Gluon creation and annihilation operators

[Paul Colby]

Hi,

When one quantizes EM the resulting gauge boson, the photon, ends up being its own antiparticle. From what I read of gluons, they have anti particles. I can follow how anti particles come about quantizing a complex-valued field like that for electrons. For the spin 1/2 case non-interacting fields are sums of particle - anti particle annihilation operators. How does this end up working for the gluon case which are 8 spin 1 real-valued fields?

 

[mathman]

https://www.quora.com/What-are-the-antiparticles-of-gluons

anti-particles of gluons are other gluons.

 

[Paul Colby]

Okay, thanks.

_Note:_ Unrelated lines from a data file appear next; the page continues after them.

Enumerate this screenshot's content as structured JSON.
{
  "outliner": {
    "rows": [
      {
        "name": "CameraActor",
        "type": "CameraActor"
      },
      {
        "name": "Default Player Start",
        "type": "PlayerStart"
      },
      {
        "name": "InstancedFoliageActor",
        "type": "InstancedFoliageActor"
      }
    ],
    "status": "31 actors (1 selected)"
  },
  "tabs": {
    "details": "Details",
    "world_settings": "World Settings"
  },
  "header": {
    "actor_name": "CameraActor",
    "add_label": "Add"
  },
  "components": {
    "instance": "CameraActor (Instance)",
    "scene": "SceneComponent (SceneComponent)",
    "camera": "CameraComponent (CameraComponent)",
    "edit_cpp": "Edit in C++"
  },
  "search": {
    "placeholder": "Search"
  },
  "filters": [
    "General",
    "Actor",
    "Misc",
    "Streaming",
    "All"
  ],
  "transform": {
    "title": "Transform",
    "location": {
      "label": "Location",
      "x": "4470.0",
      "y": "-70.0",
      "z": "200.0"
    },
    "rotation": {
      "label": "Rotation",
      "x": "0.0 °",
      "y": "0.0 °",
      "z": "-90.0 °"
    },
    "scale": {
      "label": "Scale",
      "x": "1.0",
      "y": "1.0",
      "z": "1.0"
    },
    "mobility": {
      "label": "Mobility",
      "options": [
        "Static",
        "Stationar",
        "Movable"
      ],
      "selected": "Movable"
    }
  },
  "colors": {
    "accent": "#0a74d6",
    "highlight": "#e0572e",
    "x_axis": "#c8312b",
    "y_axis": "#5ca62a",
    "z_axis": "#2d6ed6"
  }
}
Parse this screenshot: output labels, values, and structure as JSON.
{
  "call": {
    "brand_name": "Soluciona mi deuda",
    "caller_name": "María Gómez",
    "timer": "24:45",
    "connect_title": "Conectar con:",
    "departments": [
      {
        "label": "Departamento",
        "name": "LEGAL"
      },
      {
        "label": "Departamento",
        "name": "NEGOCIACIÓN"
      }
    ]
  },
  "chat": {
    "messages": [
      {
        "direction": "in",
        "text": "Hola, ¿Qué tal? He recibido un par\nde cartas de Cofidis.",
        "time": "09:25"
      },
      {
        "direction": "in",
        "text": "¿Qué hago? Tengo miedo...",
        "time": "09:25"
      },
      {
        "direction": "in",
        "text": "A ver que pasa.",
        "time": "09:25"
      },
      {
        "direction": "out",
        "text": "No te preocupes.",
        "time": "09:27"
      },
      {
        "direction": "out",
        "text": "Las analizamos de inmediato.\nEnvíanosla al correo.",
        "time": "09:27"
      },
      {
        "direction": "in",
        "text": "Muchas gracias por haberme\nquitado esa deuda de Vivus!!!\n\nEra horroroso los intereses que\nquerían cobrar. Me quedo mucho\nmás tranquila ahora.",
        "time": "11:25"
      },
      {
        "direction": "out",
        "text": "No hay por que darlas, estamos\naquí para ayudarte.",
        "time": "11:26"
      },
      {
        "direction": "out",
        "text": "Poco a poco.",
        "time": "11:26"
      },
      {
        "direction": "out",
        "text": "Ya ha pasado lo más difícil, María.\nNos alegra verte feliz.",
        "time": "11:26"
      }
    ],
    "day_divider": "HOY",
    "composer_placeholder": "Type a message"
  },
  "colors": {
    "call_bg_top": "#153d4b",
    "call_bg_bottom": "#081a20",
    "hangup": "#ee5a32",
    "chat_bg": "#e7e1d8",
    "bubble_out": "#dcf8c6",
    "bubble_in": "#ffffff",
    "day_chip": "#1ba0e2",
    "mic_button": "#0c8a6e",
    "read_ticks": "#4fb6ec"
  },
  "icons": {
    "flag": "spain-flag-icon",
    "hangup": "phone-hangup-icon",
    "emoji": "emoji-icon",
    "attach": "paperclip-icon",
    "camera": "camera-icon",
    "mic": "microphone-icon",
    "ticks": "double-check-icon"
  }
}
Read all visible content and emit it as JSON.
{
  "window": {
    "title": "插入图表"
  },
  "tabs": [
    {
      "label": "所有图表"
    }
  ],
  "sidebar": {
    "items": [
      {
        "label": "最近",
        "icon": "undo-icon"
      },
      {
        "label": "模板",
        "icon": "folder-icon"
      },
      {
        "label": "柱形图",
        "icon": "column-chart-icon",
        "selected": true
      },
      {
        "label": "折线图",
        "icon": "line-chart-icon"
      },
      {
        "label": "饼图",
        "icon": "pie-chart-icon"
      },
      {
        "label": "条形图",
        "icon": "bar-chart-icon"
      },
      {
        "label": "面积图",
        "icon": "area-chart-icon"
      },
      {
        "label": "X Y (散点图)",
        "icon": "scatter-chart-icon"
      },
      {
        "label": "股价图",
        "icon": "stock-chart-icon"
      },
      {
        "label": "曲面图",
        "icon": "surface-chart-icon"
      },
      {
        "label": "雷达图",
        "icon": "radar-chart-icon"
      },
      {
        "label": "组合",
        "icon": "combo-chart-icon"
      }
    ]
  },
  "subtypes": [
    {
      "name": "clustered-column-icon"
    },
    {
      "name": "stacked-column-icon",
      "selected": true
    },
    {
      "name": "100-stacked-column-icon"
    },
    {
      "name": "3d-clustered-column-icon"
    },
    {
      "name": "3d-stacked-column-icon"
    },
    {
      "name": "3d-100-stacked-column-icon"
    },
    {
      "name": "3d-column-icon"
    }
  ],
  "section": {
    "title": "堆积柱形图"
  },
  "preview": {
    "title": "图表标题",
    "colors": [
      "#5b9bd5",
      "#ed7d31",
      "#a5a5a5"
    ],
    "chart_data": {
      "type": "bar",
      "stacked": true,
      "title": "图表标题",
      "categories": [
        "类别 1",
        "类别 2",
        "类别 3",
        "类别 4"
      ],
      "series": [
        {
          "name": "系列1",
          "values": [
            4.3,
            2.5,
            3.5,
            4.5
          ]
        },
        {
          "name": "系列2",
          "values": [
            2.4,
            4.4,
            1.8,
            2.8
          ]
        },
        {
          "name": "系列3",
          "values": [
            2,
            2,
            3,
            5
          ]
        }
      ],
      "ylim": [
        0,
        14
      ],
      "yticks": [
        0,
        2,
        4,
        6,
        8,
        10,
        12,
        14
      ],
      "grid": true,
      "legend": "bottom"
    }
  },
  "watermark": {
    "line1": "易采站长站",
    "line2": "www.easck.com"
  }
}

I think I get it maybe kind of. Has it to do with how one defines color charge? The real fields $G_{a}^{\mu}$ are just like the case with photons, the sum of a creation and annihilation operators but they don't create or annihilate pure color charge states?

 

[mathman]

Sorry - I don't any more than what is in the reference.

 

[Paul Colby]

The reference is helpful and I believe I now understand "better". I'm still digesting it. The $G_a^\mu$ fields are Hermitian and therefore are the sum of a boson creation operators and their conjugates (annihilation) operators, at least in the linear limit. The challenge for me is to understand what an "opposite" color charge means arithmetically, since color charge is not just a number like electric charge but some funky vector matrix thing. Thanks for the link. It is quite helpful.